Le non-respect de ces critères devra amener à des politiques économiques correctrices.

 

  • une politique de croissance européenne qui reposerait sur les fondamentaux suivants :
    • une planification à dix ou quinze ans, des investissements à réaliser en Europe pour en faire une puissance économique moderne et compétitive. Le Plan (qui fixe les objectifs, établit les hiérarchies et les urgences comme l’écrivait le général de GAULLE) apporterait les réponses aux questions suivantes :
      • quel approvisionnement énergétique et quelles sources d’énergies renouvelables pour l’Europe à vingt ans ?
      • quelle politique de recherche, d’innovation, de nouvelles technologies, de formation des européens aux nouveaux métiers, process… ?
      • quelle politique industrielle pour l’Europe (espace, atome, transports et infrastructures, défense ….) ?
      • quels groupes ou entreprises à l’échelle européenne pour affronter la concurrence des autres grands leaders mondiaux ?
      • quelle politique agricole et agroalimentaire demain pour assurer l’autosuffisance alimentaire de l’Europe et participer à l’alimentation d’un monde qui a faim ?
    • la création d’un Trésor européen tout de suite au niveau des pays de la zone euro avec la mise en place d’un budget européen. Ce Trésor Européen placé sous la responsabilité du ministre, aurait pour mission de faire contre poids à la BCE et de réfléchir à la mise au point d’une politique de croissance européenne en liaison et cohérence avec chacune des nations de la zone euro mais aussi avec les autres grandes puissances mondiales sous l’égide du FMI.
  • Une politique de grands travaux au service de la croissance financés par le budget européen.
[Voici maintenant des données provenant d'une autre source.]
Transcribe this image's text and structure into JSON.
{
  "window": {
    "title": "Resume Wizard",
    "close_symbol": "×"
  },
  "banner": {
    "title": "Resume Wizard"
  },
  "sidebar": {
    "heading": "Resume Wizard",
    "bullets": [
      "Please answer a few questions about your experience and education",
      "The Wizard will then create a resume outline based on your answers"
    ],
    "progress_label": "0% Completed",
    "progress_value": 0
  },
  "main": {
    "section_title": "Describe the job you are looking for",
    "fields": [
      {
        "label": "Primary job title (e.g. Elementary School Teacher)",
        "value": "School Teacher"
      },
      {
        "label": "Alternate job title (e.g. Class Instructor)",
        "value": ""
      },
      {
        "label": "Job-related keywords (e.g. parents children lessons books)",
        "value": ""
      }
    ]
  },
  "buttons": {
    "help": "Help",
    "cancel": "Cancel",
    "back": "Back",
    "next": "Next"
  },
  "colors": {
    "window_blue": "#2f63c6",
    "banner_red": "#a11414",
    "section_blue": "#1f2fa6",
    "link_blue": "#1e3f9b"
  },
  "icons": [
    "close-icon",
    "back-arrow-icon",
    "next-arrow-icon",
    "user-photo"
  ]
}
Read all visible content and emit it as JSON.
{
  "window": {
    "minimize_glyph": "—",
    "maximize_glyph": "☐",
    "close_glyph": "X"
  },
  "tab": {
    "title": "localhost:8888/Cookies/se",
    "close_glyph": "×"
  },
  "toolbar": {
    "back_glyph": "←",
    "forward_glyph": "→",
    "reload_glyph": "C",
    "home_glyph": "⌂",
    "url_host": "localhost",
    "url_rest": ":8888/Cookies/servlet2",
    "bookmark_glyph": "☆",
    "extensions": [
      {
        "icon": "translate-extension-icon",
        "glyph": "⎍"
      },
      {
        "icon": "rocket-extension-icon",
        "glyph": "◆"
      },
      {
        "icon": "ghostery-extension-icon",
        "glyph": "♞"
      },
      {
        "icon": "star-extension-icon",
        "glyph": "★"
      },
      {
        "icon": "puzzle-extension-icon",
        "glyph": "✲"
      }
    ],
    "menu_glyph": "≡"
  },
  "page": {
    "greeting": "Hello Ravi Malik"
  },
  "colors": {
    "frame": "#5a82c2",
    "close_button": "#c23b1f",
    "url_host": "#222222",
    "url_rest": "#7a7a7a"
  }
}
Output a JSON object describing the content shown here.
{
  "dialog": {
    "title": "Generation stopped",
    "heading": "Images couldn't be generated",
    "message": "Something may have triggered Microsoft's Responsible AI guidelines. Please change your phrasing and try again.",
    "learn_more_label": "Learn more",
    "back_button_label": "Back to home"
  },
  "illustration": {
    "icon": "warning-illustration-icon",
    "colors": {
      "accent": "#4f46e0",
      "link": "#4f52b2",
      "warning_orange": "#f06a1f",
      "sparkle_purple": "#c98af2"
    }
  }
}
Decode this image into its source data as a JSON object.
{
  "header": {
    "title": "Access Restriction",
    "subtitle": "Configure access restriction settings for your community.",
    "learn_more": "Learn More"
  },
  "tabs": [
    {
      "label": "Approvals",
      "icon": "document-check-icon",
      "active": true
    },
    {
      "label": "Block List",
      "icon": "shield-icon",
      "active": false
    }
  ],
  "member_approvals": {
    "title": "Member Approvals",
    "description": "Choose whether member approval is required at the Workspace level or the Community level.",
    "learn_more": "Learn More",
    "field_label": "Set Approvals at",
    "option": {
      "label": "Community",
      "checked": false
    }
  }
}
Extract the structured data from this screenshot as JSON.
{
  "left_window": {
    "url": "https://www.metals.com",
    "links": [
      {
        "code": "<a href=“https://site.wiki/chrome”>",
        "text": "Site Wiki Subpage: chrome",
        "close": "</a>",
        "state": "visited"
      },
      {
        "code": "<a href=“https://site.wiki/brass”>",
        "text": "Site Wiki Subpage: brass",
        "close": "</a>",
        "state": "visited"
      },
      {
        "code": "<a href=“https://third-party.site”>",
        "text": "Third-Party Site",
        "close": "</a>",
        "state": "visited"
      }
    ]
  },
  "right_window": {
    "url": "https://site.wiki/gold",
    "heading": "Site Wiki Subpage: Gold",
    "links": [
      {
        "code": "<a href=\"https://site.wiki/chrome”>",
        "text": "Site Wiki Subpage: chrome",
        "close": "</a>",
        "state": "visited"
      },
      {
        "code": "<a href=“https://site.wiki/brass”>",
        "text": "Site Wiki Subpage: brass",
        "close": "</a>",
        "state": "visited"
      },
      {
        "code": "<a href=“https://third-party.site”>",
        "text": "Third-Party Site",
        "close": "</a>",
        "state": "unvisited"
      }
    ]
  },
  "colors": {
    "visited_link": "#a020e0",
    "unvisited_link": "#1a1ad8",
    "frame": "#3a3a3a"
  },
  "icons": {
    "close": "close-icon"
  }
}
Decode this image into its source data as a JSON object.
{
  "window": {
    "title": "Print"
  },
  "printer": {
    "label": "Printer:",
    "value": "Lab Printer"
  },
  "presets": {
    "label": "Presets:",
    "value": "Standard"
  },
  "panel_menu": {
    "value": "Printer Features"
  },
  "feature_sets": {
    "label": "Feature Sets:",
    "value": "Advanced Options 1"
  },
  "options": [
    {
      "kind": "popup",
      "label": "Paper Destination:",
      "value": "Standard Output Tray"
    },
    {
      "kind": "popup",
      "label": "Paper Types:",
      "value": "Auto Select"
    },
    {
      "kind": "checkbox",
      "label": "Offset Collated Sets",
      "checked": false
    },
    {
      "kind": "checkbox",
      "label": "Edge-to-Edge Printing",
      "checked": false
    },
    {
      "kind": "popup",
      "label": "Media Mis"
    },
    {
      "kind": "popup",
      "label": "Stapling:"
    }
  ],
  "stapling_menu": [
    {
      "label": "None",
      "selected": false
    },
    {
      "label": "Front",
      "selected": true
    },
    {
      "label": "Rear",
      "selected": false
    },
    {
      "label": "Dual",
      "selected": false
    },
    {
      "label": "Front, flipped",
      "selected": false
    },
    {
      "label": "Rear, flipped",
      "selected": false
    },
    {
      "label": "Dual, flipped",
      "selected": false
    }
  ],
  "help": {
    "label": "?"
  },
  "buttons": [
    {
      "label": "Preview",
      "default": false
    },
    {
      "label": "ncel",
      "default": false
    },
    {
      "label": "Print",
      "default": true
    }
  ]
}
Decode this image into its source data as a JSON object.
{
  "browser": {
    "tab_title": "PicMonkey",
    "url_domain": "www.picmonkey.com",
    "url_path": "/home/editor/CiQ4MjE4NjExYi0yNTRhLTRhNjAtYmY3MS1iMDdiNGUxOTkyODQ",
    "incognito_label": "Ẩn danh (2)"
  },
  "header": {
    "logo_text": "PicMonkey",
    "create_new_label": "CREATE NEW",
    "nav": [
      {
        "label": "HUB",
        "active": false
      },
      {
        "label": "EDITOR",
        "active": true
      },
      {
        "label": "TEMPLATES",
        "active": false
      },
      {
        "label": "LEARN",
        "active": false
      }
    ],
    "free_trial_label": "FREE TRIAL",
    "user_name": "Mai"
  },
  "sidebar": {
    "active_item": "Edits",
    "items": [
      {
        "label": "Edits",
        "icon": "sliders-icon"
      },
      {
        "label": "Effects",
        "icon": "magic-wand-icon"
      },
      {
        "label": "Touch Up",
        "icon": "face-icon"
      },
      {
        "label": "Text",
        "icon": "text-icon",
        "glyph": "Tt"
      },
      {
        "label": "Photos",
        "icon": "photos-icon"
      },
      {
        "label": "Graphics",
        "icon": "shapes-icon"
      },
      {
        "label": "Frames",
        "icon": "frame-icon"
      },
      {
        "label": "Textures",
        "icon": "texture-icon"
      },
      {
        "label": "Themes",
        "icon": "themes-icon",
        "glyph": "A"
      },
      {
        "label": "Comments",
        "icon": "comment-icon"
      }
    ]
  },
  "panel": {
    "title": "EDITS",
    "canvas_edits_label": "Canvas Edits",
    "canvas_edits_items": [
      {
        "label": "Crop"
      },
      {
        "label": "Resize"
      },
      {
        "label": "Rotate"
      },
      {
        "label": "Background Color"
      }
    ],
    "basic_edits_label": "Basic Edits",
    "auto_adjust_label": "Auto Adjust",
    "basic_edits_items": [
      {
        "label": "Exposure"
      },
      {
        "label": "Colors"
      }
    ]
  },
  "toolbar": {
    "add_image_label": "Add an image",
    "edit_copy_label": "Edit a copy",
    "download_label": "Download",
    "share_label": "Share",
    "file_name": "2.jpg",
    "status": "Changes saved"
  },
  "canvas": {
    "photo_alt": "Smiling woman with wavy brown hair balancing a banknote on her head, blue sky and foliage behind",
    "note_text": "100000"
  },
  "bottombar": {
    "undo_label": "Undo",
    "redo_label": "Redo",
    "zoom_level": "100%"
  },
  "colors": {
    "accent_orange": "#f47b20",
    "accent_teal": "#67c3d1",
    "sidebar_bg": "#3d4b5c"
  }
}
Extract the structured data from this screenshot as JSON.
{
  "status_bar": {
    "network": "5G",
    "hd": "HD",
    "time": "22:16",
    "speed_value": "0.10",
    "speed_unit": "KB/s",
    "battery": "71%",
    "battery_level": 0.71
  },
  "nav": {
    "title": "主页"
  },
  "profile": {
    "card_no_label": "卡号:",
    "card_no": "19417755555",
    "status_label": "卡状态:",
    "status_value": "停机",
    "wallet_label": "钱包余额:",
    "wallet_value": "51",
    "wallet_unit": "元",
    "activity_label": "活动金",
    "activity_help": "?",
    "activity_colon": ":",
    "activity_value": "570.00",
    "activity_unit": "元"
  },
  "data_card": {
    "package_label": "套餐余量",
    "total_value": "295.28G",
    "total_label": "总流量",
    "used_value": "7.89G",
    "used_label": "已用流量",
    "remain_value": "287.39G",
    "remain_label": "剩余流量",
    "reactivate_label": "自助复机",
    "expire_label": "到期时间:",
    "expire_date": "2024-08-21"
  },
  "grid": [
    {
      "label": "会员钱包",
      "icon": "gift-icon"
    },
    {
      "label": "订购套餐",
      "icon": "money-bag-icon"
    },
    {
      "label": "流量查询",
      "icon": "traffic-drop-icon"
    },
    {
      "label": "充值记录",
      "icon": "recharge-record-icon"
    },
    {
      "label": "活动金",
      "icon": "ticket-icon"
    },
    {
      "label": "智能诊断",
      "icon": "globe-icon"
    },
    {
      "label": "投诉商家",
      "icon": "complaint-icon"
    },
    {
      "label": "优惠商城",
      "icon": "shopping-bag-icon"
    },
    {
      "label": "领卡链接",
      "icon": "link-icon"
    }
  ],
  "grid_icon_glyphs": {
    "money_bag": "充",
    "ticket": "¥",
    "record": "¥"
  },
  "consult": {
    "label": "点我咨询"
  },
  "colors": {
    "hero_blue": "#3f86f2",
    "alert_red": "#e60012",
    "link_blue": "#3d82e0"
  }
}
Ce budget pourrait recueillir -pour partie- les fonds provenant d’un grand emprunt européen par ailleurs, les fonds provenant d’une taxe sur l’ensemble des capitaux ou échanges interbancaires à l’échelon européen ou de l’Europe vers le monde.
  • Une monnaie, l’euro, au service aussi de la croissance européenne et des entreprises exportatrices ; c’est-à-dire un euro stable et compétitif par rapport au dollar.

 

Synthèse des propositions

  • création d’un ministre européen des Finances et du Développement Économique
  • création d’un Trésor Européen
  • mise en place d’un plan à l’échelle européenne
  • une politique de grands travaux au service de la croissance…
  • … financée sur les fonds d’un budget européen
  • des objectifs chiffrés (comme les critères de Maastricht) en matière de taux de croissance et de chômage d’ici 2015.